Sure. But wouldn't the Head have plenty to say about all this kind of thing ? Pieces of paper are fine if everything else is right. Here it just ain't. Not appallingly of course. I believe no harm is being done in OP's case. But what if this kind of thing becomes commonplace ? It does force anyone in a senior role (e.g. Head) to ask themselves if there might be a better way to effect the same essential transaction than having professors hustle directly off their PhDs/fellows/etc. Academia really is incestuous enough without people mixing outside the campus and engaging in non-academic trade.
@Trunk Why would it be a problem that the supervisor has been to their PhD student’s flat? I’m not aware of any part of the world where PhD students are not allowed to socialise with their supervisors at any location they choose. I’ve certainly visited several PhD students at their flats for social events where their supervisors were also present, and I’ve never even conceived of the notion that this could be problematic in any way.
16:29
The moral hazards of supervisors visiting their PhDs at their apartments are quite obvious. For that matter, the moral hazards of PhDs (or undergrads) visiting their supervisors at their homes are equally clear. But let's look aside from moral hazards for a moment. Let's consider what's healthy for both professors (yes, they are human) and PhDs. Both need a life away from their jobs. While a professor may seem better advantaged in building themselves a life (higher salary, the confidence that comes with achievement and age, etc), it may not be any easier for them to say hello to a stranger.
[contd...] This relational challenge won't be met by their confining their social engagement with people at work: that will simply crystallize an inadequacy for want of exercise. A similar challenge faces the PhD researcher: they have less standing and much less resources - not to mention much less time - to provide themselves with an amenable social life. And all the while, their fires of ambition are burning away . . . getting involved socially with a professor might be tempting for a PhD. But it won't solve either the research challenge nor their need for emotional balance.
@trunk There is a difference between having a close social connection (or, god forbid, an affair) and coming to someone's house for a ten minute inspection of a kitchen. In any case, all of my graduate students have been to my house for dinner (not individually, but as a group), and that is pretty typical. I don't think anyone would consider this inappropriate.
Until someone lets the whole team down by exploiting their inside information to advance a pedestrian academic career or provide emotional distraction. Then the university management imposes a set of rules that penalise the 99% for the transgressions of the 1% . . .
@Trunk That seems quite ridiculously dystopian and pessimistic. The “moral hazards” of socially visiting a colleague’s home are very far from obvious to me, because I don’t believe there are any. This may in part be down to differing cultures, but at my university, supervisors and PhD students are first and foremost colleagues, and it is the norm here for colleagues to socialise. For decades, our professor has hosted a summer party at her house every year for all students and faculty (including PhDs) – what “inside information” would one gain by attending such a party?

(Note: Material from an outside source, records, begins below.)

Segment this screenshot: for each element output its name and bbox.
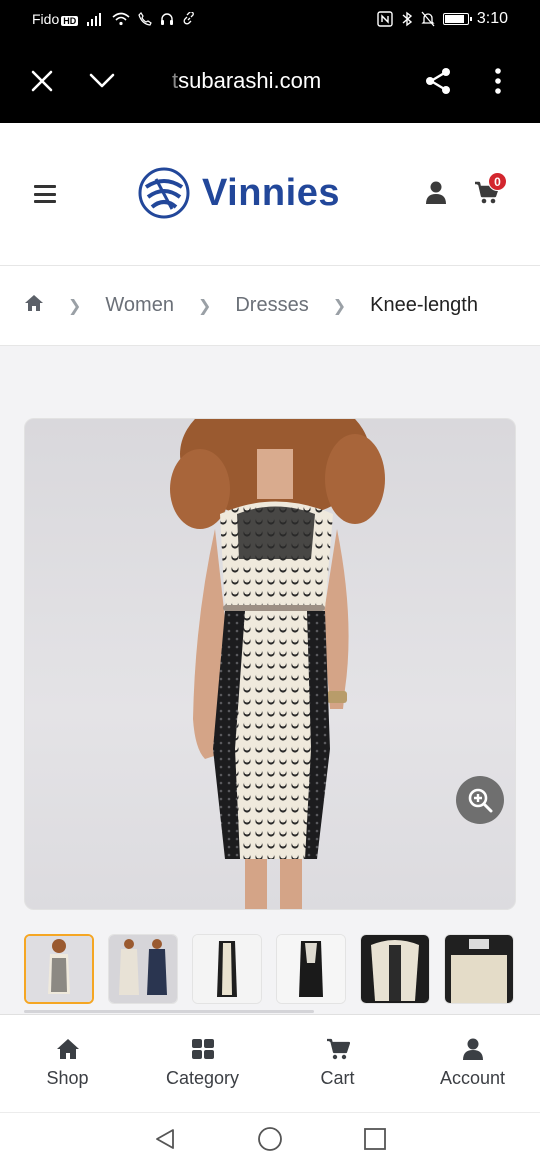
- breadcrumb-current: Knee-length: [370, 294, 478, 316]
- breadcrumb: ❯ Women ❯ Dresses ❯ Knee-length: [0, 266, 540, 346]
- user-icon: [462, 1038, 483, 1060]
- mute-icon: [421, 11, 435, 27]
- nav-shop[interactable]: Shop: [0, 1015, 135, 1112]
- menu-icon[interactable]: [34, 185, 56, 203]
- thumbnail[interactable]: [192, 934, 262, 1004]
- bottom-navigation: Shop Category Cart Account: [0, 1014, 540, 1112]
- battery-icon: [442, 13, 472, 25]
- grid-icon: [191, 1039, 214, 1059]
- cart-count-badge: 0: [488, 172, 507, 191]
- link-icon: [183, 12, 195, 25]
- nav-label: Account: [439, 1068, 506, 1088]
- chevron-down-icon[interactable]: [72, 51, 132, 111]
- chevron-right-icon: ❯: [332, 297, 347, 315]
- home-circle-icon[interactable]: [257, 1126, 283, 1157]
- home-icon: [56, 1039, 79, 1059]
- breadcrumb-dresses[interactable]: Dresses: [235, 294, 308, 317]
- screen: Fido HD 3:10 tsubarashi.com Vinnies 0 ❯ …: [0, 0, 540, 1170]
- signal-icon: [87, 13, 102, 26]
- recents-icon[interactable]: [363, 1127, 387, 1156]
- nav-category[interactable]: Category: [135, 1015, 270, 1112]
- thumbnail-strip: [24, 934, 540, 1006]
- nav-label: Cart: [320, 1068, 355, 1088]
- thumbnail[interactable]: [24, 934, 94, 1004]
- brand-logo[interactable]: Vinnies: [138, 167, 340, 219]
- back-icon[interactable]: [153, 1127, 177, 1156]
- nav-account[interactable]: Account: [405, 1015, 540, 1112]
- product-image[interactable]: [24, 418, 516, 910]
- thumbnail[interactable]: [276, 934, 346, 1004]
- site-header: Vinnies 0: [0, 123, 540, 266]
- thumbnail[interactable]: [108, 934, 178, 1004]
- chevron-right-icon: ❯: [197, 297, 212, 315]
- product-section: [0, 346, 540, 1014]
- breadcrumb-women[interactable]: Women: [105, 294, 174, 317]
- nav-label: Shop: [46, 1068, 89, 1088]
- browser-toolbar: tsubarashi.com: [0, 38, 540, 123]
- account-icon[interactable]: [425, 181, 447, 210]
- nav-label: Category: [165, 1068, 240, 1088]
- wifi-icon: [112, 12, 130, 26]
- bluetooth-icon: [402, 11, 412, 27]
- nfc-icon: [377, 11, 393, 27]
- thumbnail[interactable]: [444, 934, 514, 1004]
- more-vert-icon[interactable]: [468, 51, 528, 111]
- chevron-right-icon: ❯: [68, 297, 82, 315]
- clock: 3:10: [476, 10, 508, 27]
- share-icon[interactable]: [408, 51, 468, 111]
- nav-cart[interactable]: Cart: [270, 1015, 405, 1112]
- zoom-button[interactable]: [456, 776, 504, 824]
- thumbnail[interactable]: [360, 934, 430, 1004]
- headset-icon: [161, 13, 174, 25]
- logo-emblem-icon: [138, 167, 190, 219]
- cart-icon: [326, 1038, 350, 1060]
- url-bar[interactable]: tsubarashi.com: [172, 68, 321, 94]
- brand-name: Vinnies: [202, 171, 340, 214]
- system-navigation: [0, 1112, 540, 1170]
- home-icon[interactable]: [24, 294, 44, 318]
- thumbnail-scrollbar[interactable]: [24, 1010, 314, 1013]
- zoom-in-icon: [468, 788, 493, 813]
- close-icon[interactable]: [12, 51, 72, 111]
- status-bar: Fido HD 3:10: [0, 0, 540, 38]
- call-icon: [138, 12, 153, 26]
- carrier-name: Fido HD: [32, 11, 79, 27]
- hd-badge: HD: [61, 16, 79, 26]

I might ask what real good does it do for PhD candidates to go to these affairs. No PhD I met was starving or short of the price of a drink. Bonding? Surely academic research is already far too intimate in that staff and students working together see one another's human strengths and weaknesses without even trying to study them. It's not a reason, saying that other people are doing it, Oppenheimer did it, Bernal did it or whatever.
Let's just all agree that we disagree about this. It is certainly common for faculty to have dinner parties. If @Trunk doesn't see value in those, they're welcome to neither host nor participate. The rest of us can enjoy occasional social interaction.